Djibouti inscrit sa première Réserve de Biosphère à l’UNESCO : un tournant historique Pour la première fois de son histoire, Djibouti rejoint la carte mondiale des nations reconnues pour la richesse et la diversité exceptionnelles de leur patrimoine naturel. Le 27 septembre 2025, lors de la 37ème session du Conseil International de Coordination du programme « L’Homme et la Biosphère » (MAB) de l’UNESCO, la réserve biosphère des îles des Sept Frères, Ras Siyan, Khor Angar et Godoria a été officiellement inscrite, marquant une victoire nationale et ouvrant une nouvelle ère pour Obock et tout le pays.

Un trésor écologique et culturel d’importance mondiale

Mangroves de Godoria, Djibouti
Située à la jonction de la mer Rouge et de l’océan Indien, la réserve regroupe des milieux variés : mangroves, récifs coralliens, zones sableuses et eaux pélagiques. Véritable sanctuaire pour le requin-baleine et des mammifères marins menacés, elle constitue également l’un des principaux corridors mondiaux pour la migration des rapaces, attirant chaque année entre 85 000 et 245 000 oiseaux. Djibouti s’impose ainsi comme un haut lieu mondial pour l’ornithologie et la biodiversité.

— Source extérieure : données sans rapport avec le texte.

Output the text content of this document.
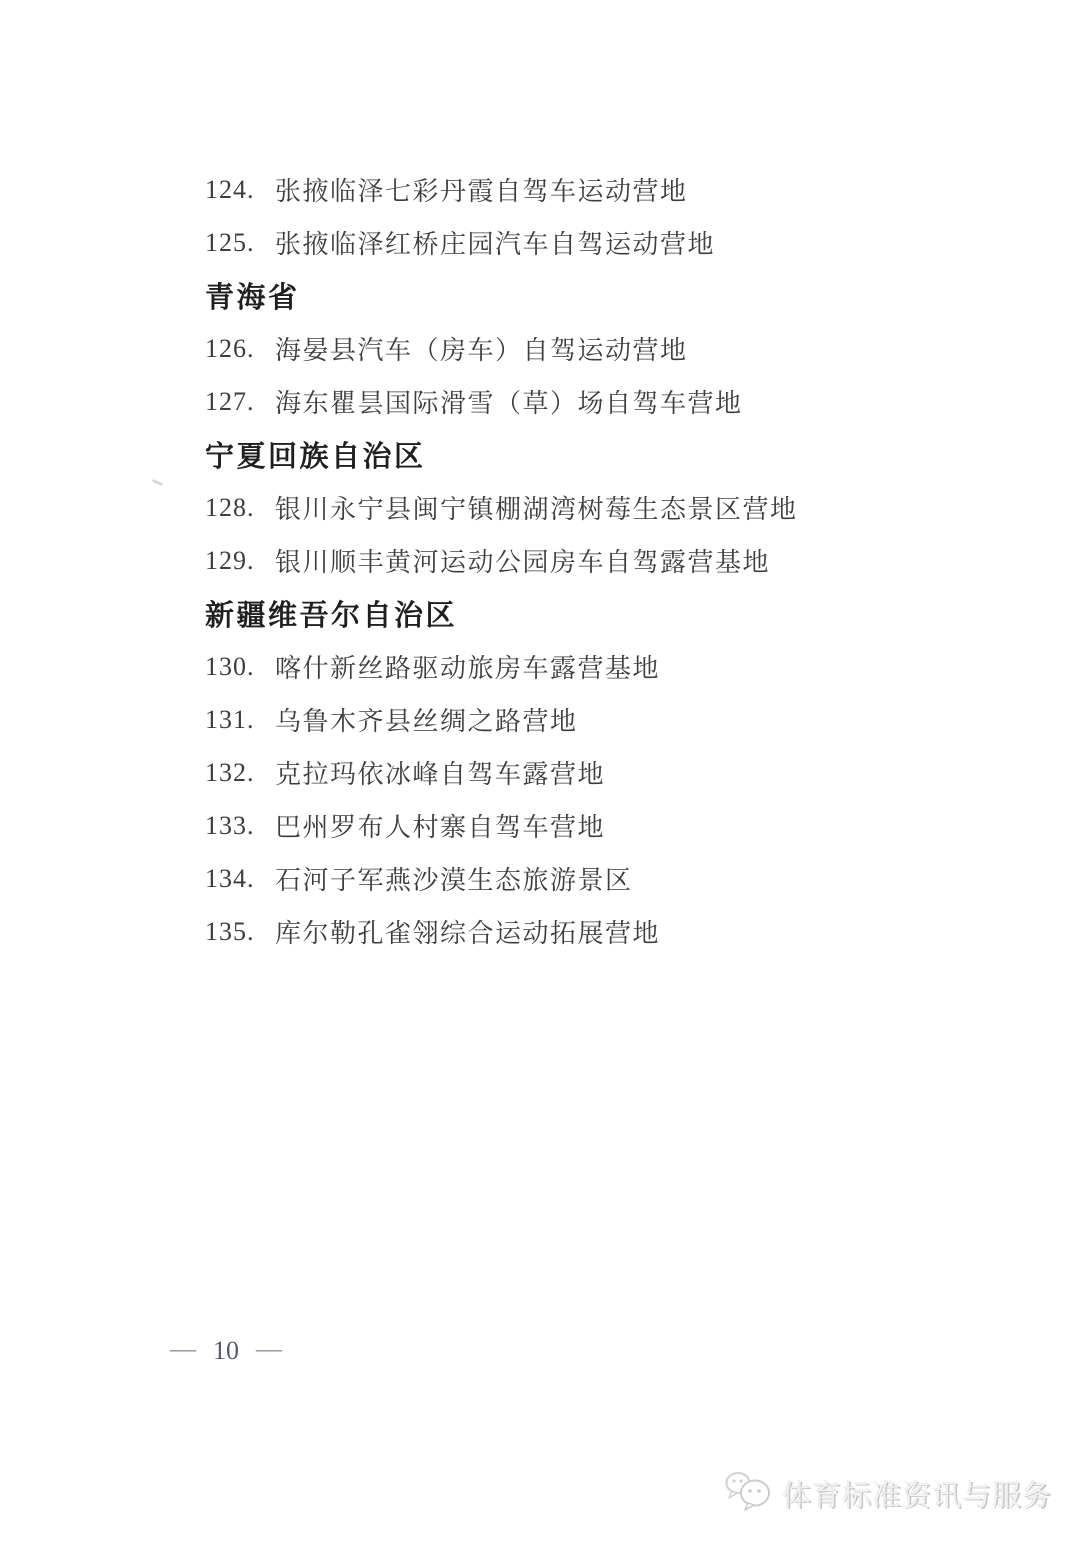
124. 张掖临泽七彩丹霞自驾车运动营地
125. 张掖临泽红桥庄园汽车自驾运动营地
青海省
126. 海晏县汽车（房车）自驾运动营地
127. 海东瞿昙国际滑雪（草）场自驾车营地
宁夏回族自治区
128. 银川永宁县闽宁镇棚湖湾树莓生态景区营地
129. 银川顺丰黄河运动公园房车自驾露营基地
新疆维吾尔自治区
130. 喀什新丝路驱动旅房车露营基地
131. 乌鲁木齐县丝绸之路营地
132. 克拉玛依冰峰自驾车露营地
133. 巴州罗布人村寨自驾车营地
134. 石河子军燕沙漠生态旅游景区
135. 库尔勒孔雀翎综合运动拓展营地
— 10 —
体育标准资讯与服务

Une gouvernance durable, héritée des traditions locales Le cœur de cette réussite se trouve dans l’engagement de la communauté d’Obock. Leurs pratiques coutumières — comme l’interdiction de la coupe abusive de bois ou de la chasse sauvage — ont permis la préservation des écosystèmes depuis des générations. Cette reconnaissance internationale consacre également l’harmonie séculaire entre l’homme et la nature dans la région, où le savoir traditionnel devient un véritable levier de conservation durable.

Ras Siyan, où la mer Rouge rencontre le golfe d’Aden
Un laboratoire vivant pour la recherche et l’innovation Bien plus qu’une zone protégée, la réserve est désormais un laboratoire scientifique à ciel ouvert. Chercheurs et étudiants pourront y approfondir la taxonomie, la gestion des ressources marines, et l’adaptation aux changements climatiques en valorisant les savoirs ancestraux. Les autorités encouragent la jeunesse djiboutienne à participer à la recherche appliquée, moteur pour des politiques publiques fondées sur la science. Le ministère du Développement durable ambitionne aussi de faire de cette réserve un pôle pilote pour l’écotourisme et la pêche responsable, moteurs d’un développement économique harmonieux pour Obock.
Lagune de Khor Angar, écosystème côtier
Djibouti intègre un réseau mondial d’excellence Cette distinction s’inscrit dans une dynamique internationale de conservation : en 2025, l’UNESCO a inscrit 26 nouvelles réserves de biosphère, portant leur nombre à 785 dans 142 pays, sur plus de 8 millions de km². Djibouti fait désormais partie de ce réseau engagé pour la protection de la nature, du patrimoine et de la résilience environnementale à l’échelle planétaire.